Lambeaux du "plafond" de cheminée post-incendie et pompiers.
Voilà ce que la malfaçon d'origine (un moignon de conduit métallique ancré dans un insert et surmontant à peine un "plafond" de cheminée auquel succédait une plaque métallique ancienne à trappe) suivie de mon inertie attentiste (l'atermoiement du "comment prendre le mal prévisible") ont hier engendré.
Merci femmes et hommes d'action soucieux de la maîtrise définitive du dernier point chaud (60°C dangereux), merci mes voisins !
Breiz rêve va continuer sa lancée, le grand conduit à ce jour découvert (en partie), demain fonctionnel en sécurité ? Et ensuite ?
Ouvert ?
Le conduit partiellement réouvert, au lendemain du feu.

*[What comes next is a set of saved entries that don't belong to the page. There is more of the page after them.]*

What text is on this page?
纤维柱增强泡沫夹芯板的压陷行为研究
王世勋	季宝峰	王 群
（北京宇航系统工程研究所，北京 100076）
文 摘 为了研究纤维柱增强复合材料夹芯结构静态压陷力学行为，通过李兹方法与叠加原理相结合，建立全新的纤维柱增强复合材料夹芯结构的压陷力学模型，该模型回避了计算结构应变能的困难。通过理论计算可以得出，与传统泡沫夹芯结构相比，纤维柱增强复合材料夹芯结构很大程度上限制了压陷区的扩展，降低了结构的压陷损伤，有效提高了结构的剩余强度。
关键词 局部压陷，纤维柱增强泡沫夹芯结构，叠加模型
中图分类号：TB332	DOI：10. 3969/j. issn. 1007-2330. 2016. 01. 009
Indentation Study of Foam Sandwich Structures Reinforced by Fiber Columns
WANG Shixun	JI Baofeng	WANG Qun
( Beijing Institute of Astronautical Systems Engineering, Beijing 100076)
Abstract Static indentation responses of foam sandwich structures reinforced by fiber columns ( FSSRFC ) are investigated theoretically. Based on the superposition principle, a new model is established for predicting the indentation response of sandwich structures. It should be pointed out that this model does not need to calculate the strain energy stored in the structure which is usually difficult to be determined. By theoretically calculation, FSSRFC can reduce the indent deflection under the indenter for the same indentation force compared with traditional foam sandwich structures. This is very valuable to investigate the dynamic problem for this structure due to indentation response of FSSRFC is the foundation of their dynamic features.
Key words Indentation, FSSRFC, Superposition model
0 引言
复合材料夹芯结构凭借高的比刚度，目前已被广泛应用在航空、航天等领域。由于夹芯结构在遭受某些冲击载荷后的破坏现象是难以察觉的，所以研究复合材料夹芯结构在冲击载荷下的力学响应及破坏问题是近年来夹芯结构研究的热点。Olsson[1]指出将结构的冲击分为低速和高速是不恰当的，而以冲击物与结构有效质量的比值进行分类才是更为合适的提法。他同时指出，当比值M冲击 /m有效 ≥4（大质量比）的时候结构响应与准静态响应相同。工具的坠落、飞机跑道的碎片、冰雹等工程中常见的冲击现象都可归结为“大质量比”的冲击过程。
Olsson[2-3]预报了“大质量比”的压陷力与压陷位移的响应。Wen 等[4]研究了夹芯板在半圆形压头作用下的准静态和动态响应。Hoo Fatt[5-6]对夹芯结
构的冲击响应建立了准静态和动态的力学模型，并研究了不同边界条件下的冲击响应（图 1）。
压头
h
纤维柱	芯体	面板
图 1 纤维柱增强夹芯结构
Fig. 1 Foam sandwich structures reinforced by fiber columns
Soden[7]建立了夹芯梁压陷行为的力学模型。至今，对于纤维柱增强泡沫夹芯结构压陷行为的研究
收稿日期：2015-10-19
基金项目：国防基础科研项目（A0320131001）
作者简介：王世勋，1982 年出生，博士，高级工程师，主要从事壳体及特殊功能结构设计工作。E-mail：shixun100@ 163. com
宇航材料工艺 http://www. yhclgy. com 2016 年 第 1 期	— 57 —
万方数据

Nota du 18 octobre : Sous une pirouette finale qui se veut poursuite optimiste, l'aventure laisse des traces moins légères. Malgré un environnement matériel quasi-intact, un événement que l'on ne pourrait deviner en venant sur les lieux aujourd'hui (encore moins les camions de pompier, la troupe passée et repassée, les fumées noires...), le rapport au feu, à la catastrophe, à la démesure, à ce foyer aimé - de sauvagerie latente est là, prenant.
Nous étions présents lors du démarrage incendiaire... Qu'en aurait-il été absents ? Pendant le sommeil ?
Histoires de cheveux maternels brûlés, de ménagère au travail d'antan qui laissa sa vie reviennent en mémoire.
L'avaloir pour désigner cette grande gueule gravissant les parois jusqu'au ciel...
Rien d'anodin.
Cette conscience était là, elle s'arrime désormais, s'approfondit dans la gravité par le gouffre et l'immobilité obstinée de ce qui est là et demeure, avec un attachement paradoxal à l'âtre, à la majesté du foyer initial et sa simplicité.
L'odeur tenace de suie enveloppe le tout, bientôt le froid.